Clubs offer their own incentives for attendance at their events. Most of these are rewards for attendance, rather than punitive measures for lack of it. However, the Council is different; unlike a C-block event, it’s not designed to be fun. It is an efficient way for clubs to understand USA policy and see how other clubs operate. The more clubs that show up, the better off everyone is.
A positive incentive wouldn’t work here. The USA occasionally offers a financial reward (usually about $100) to the club with the best members at certain campus events. However, that doesn’t make sense in this case. More members from one club wouldn’t help the Council. They need just one from each.
In addition, it is more important that, for example, Student Planning Board shows up than a small club such as, not to pick on them (if they even truly exist), College Democrats.

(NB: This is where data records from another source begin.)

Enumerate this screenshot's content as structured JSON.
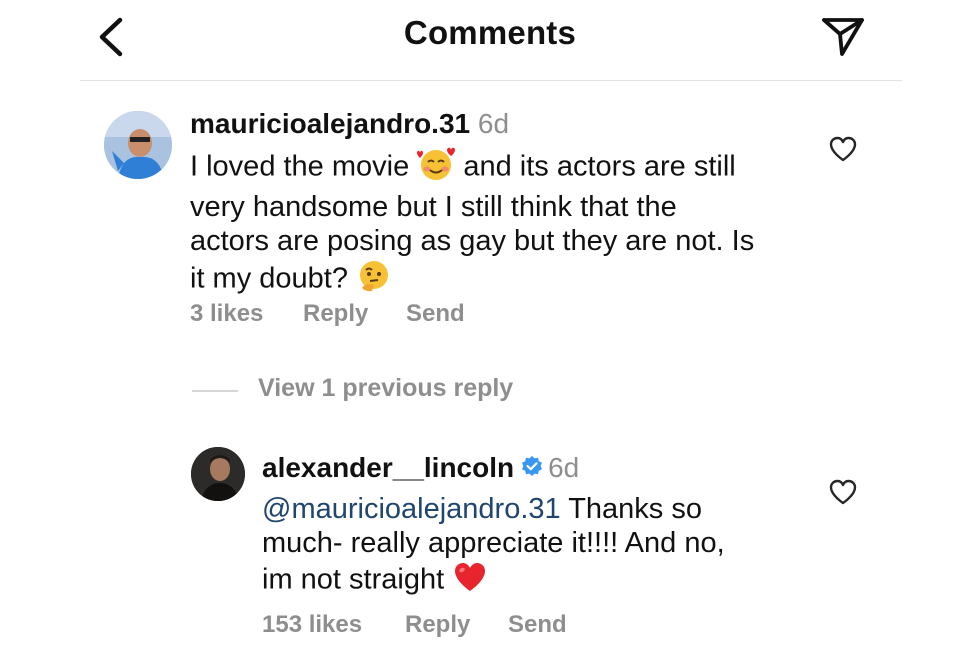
{
  "header": {
    "title": "Comments"
  },
  "comments": [
    {
      "username": "mauricioalejandro.31",
      "time": "6d",
      "lines": [
        "I loved the movie",
        "and its actors are still",
        "very handsome but I still think that the",
        "actors are posing as gay but they are not. Is",
        "it my doubt?"
      ],
      "emoji_after_line1": "smiling-face-with-hearts",
      "emoji_end": "thinking-face",
      "likes": "3 likes",
      "reply": "Reply",
      "send": "Send"
    }
  ],
  "view_previous": "View 1 previous reply",
  "reply": {
    "username": "alexander__lincoln",
    "verified": true,
    "time": "6d",
    "mention": "@mauricioalejandro.31",
    "line1_rest": " Thanks so",
    "line2": "much- really appreciate it!!!! And no,",
    "line3": "im not straight",
    "emoji_end": "red-heart",
    "likes": "153 likes",
    "reply": "Reply",
    "send": "Send"
  },
  "colors": {
    "meta": "#8e8e8e",
    "mention": "#20456f",
    "verified": "#3897f0",
    "heart": "#e8252f"
  }
}
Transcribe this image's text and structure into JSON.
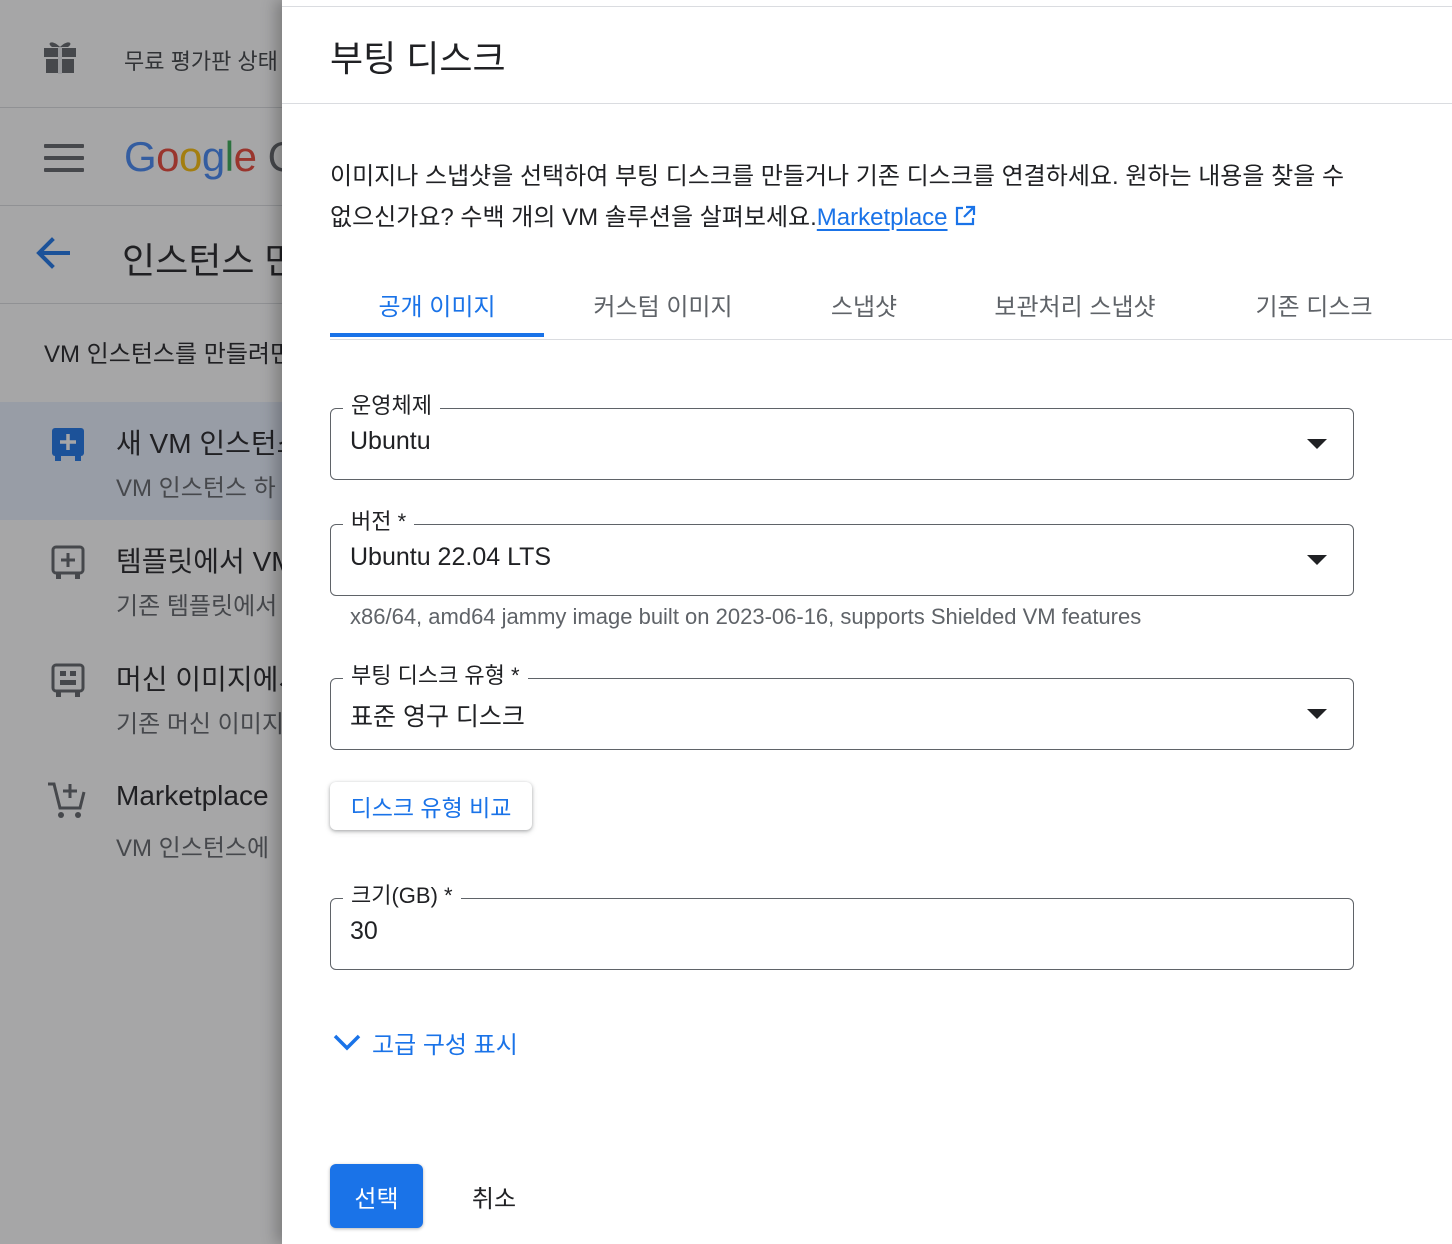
{
  "background": {
    "trial_text": "무료 평가판 상태",
    "logo_letters": [
      "G",
      "o",
      "o",
      "g",
      "l",
      "e",
      " ",
      "C"
    ],
    "page_title": "인스턴스 만",
    "intro": "VM 인스턴스를 만들려면",
    "options": [
      {
        "title": "새 VM 인스턴스",
        "subtitle": "VM 인스턴스 하",
        "icon": "add-box-icon"
      },
      {
        "title": "템플릿에서 VM",
        "subtitle": "기존 템플릿에서",
        "icon": "template-add-icon"
      },
      {
        "title": "머신 이미지에서",
        "subtitle": "기존 머신 이미지",
        "icon": "machine-image-icon"
      },
      {
        "title": "Marketplace",
        "subtitle": "VM 인스턴스에",
        "icon": "cart-icon"
      }
    ]
  },
  "panel": {
    "title": "부팅 디스크",
    "description": "이미지나 스냅샷을 선택하여 부팅 디스크를 만들거나 기존 디스크를 연결하세요. 원하는 내용을 찾을 수 없으신가요? 수백 개의 VM 솔루션을 살펴보세요.",
    "marketplace_link": "Marketplace",
    "tabs": [
      "공개 이미지",
      "커스텀 이미지",
      "스냅샷",
      "보관처리 스냅샷",
      "기존 디스크"
    ],
    "active_tab": "공개 이미지",
    "os": {
      "label": "운영체제",
      "value": "Ubuntu"
    },
    "version": {
      "label": "버전 *",
      "value": "Ubuntu 22.04 LTS",
      "hint": "x86/64, amd64 jammy image built on 2023-06-16, supports Shielded VM features"
    },
    "disk_type": {
      "label": "부팅 디스크 유형 *",
      "value": "표준 영구 디스크"
    },
    "compare_button": "디스크 유형 비교",
    "size": {
      "label": "크기(GB) *",
      "value": "30"
    },
    "advanced_toggle": "고급 구성 표시",
    "select_button": "선택",
    "cancel_button": "취소"
  },
  "colors": {
    "accent": "#1a73e8",
    "text": "#202124",
    "secondary": "#5f6368",
    "scrim": "rgba(32,33,36,0.40)"
  }
}
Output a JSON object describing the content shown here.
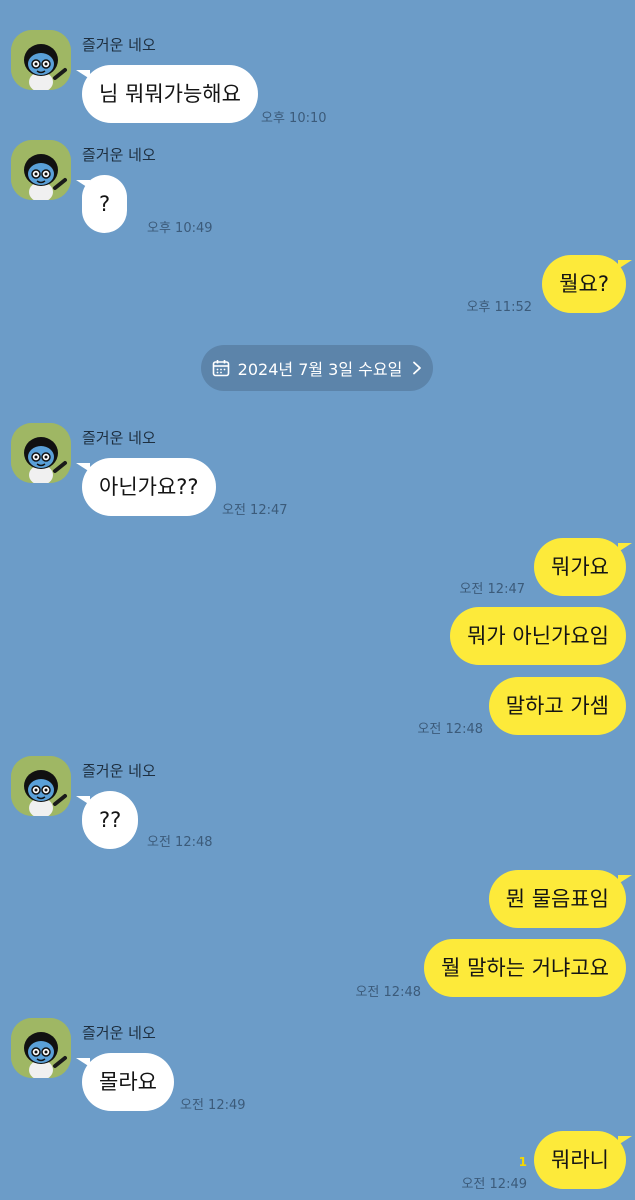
{
  "chat": {
    "sender_name": "즐거운 네오",
    "date_divider": "2024년 7월 3일 수요일",
    "messages": [
      {
        "text": "님 뭐뭐가능해요",
        "time": "오후 10:10"
      },
      {
        "text": "?",
        "time": "오후 10:49"
      },
      {
        "text": "뭘요?",
        "time": "오후 11:52"
      },
      {
        "text": "아닌가요??",
        "time": "오전 12:47"
      },
      {
        "text": "뭐가요",
        "time": "오전 12:47"
      },
      {
        "text": "뭐가 아닌가요임"
      },
      {
        "text": "말하고 가셈",
        "time": "오전 12:48"
      },
      {
        "text": "??",
        "time": "오전 12:48"
      },
      {
        "text": "뭔 물음표임"
      },
      {
        "text": "뭘 말하는 거냐고요",
        "time": "오전 12:48"
      },
      {
        "text": "몰라요",
        "time": "오전 12:49"
      },
      {
        "text": "뭐라니",
        "time": "오전 12:49",
        "unread": "1"
      }
    ]
  },
  "icons": {
    "calendar": "calendar-icon",
    "chevron": "chevron-right-icon",
    "avatar": "neo-character-avatar"
  },
  "colors": {
    "background": "#6c9cc8",
    "outgoing_bubble": "#fdea3a",
    "incoming_bubble": "#ffffff",
    "date_pill": "#5c84aa",
    "avatar_bg": "#9fb764"
  }
}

The former will naturally take a freezure of their enormous budget more seriously, ensuring their attendance. Offering $50 to each club would mean almost nothing for SPB, but would double College Democrats’ budget. That wouldn’t be a desirable incentive structure.
If a club leader can’t attend a meeting, the USA e-board is willing to meet with them separately. There’s not much else they can do to make the policy more flexible without making it totally optional. That any member of a club’s leadership can attend the meeting both helps the club be represented at the meeting and helps individual members get a chance to work with other campus leaders.
Club leaders surely understand the impulse to encourage attendance. All of us attend hours of classes everyday. A monthly, hour-long meeting that can be split among multiple leaders (meaning each club leader has to show up just once per semester) won’t kill us, especially if we can meet separately with the e-board. Who knows? USA might actually have a good reason for the meetings, too.